Aujourd’hui encore, cette expérience politique éphémère demeure trop sulfureuse pour mériter une place significative dans l’historiographie de la République française.

Notes :

(1) Etienne Van de Walle et Samuel H. Preston, « Mortalité de l’enfance au XIXe siècle à Paris et dans le département de la Seine », Population, 29-1, 1974.

(2) Germaine de Staël, Considérations sur les principaux événements de la révolution française, Éditions Charpentier, 1843, pp. 297-298.

(3) On doit à Henri Guillemin, tout au long de ses trois livres dédiés à la Commune, une étude approfondie qui établit les raisons pour lesquelles le Gouvernement de défense nationale a refusé de mobiliser les Parisiens pour défendre la ville. 

(4) Citée par ce dernier.

(5) « Ceignez vos écharpes », Le cri du peuple, 7 mars 1871. 

(6) Gaston da Costa, La commune vécue, Ancienne maison Quentin, 1903, p. 68.

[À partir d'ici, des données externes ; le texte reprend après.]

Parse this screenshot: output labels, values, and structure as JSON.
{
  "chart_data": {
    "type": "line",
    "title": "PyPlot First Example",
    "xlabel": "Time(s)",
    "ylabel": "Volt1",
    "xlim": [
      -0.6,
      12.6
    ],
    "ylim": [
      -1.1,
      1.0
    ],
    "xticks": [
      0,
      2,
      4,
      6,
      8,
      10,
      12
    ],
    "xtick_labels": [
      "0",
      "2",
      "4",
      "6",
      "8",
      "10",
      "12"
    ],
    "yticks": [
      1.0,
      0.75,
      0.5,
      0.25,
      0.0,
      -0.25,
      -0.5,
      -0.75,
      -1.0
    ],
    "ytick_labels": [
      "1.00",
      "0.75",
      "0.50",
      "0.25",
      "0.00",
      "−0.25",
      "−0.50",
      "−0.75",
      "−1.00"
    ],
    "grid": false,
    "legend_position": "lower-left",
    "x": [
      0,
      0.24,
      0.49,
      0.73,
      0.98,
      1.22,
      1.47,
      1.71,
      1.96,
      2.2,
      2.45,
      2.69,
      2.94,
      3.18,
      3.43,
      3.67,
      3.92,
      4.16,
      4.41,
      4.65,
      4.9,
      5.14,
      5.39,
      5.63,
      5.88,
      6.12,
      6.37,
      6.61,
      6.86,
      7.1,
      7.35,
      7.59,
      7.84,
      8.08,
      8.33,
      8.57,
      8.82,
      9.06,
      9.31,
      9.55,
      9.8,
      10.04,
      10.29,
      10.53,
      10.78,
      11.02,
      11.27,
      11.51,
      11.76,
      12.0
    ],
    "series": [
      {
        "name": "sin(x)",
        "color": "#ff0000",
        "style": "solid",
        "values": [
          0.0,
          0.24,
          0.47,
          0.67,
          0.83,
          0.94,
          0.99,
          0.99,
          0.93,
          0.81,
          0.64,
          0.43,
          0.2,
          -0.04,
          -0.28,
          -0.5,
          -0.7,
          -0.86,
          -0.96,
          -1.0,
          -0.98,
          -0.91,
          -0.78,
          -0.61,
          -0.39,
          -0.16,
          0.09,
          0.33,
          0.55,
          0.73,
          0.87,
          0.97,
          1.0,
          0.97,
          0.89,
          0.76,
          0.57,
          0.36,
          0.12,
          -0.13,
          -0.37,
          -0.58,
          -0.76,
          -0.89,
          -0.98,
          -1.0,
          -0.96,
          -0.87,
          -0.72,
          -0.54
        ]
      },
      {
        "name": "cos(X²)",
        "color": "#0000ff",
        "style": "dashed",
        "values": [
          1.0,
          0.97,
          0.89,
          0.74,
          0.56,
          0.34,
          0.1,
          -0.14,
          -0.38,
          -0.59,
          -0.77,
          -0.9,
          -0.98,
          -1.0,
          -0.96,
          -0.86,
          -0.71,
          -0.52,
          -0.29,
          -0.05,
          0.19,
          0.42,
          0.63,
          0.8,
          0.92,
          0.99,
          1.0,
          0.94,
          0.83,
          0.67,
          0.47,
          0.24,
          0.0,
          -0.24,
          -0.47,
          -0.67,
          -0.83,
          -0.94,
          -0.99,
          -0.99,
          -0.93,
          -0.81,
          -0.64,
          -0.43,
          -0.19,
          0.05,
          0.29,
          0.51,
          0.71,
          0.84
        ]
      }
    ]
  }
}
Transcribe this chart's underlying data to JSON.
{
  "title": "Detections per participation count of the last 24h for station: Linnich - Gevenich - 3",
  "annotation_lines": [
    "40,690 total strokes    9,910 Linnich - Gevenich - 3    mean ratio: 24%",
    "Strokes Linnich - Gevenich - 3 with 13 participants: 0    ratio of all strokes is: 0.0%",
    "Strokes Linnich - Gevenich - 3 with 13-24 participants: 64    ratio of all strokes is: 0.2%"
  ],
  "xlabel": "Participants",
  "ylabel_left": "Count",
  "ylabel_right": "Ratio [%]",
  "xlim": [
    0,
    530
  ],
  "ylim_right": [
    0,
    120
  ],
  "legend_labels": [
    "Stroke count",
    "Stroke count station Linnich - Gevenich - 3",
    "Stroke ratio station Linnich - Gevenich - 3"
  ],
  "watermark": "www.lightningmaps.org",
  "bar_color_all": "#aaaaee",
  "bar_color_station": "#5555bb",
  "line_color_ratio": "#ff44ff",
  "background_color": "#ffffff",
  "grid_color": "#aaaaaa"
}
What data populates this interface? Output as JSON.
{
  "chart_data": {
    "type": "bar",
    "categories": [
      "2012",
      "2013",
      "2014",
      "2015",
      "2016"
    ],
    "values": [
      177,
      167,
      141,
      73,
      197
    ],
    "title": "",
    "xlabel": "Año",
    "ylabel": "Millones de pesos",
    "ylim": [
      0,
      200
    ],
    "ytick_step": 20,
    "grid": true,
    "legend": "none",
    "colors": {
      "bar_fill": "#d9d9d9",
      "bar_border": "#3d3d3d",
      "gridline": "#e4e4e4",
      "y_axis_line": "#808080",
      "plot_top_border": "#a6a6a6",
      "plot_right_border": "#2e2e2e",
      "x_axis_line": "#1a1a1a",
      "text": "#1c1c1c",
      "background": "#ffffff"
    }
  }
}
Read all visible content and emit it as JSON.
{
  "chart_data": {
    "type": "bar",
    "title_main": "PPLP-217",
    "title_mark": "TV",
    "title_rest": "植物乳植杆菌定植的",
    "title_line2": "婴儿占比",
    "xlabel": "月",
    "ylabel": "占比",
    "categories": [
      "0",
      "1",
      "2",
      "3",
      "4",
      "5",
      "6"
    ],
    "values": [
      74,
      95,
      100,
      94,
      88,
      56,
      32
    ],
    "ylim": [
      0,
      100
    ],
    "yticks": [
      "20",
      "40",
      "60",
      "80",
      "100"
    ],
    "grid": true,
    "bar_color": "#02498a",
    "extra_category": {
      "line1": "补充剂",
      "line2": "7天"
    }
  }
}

(7) Karl Marx, La guerre civile en France, texte écrit pour l’Association internationale des travailleurs et édité en 1871.

(8) « Paris, ville libre », Le cri du peuple, 22 mars 1871.

(9) Karl Marx, Les luttes de classes en France, « La défaite de juin 1848 », 1850.

(10) « Le 26 mars », Le cri du peuple, 28 mars 1871.

(11) Cité par Henri Guillemin, L’avènement de M. Thiers et réflexions sur la Commune, Utovie, 2003.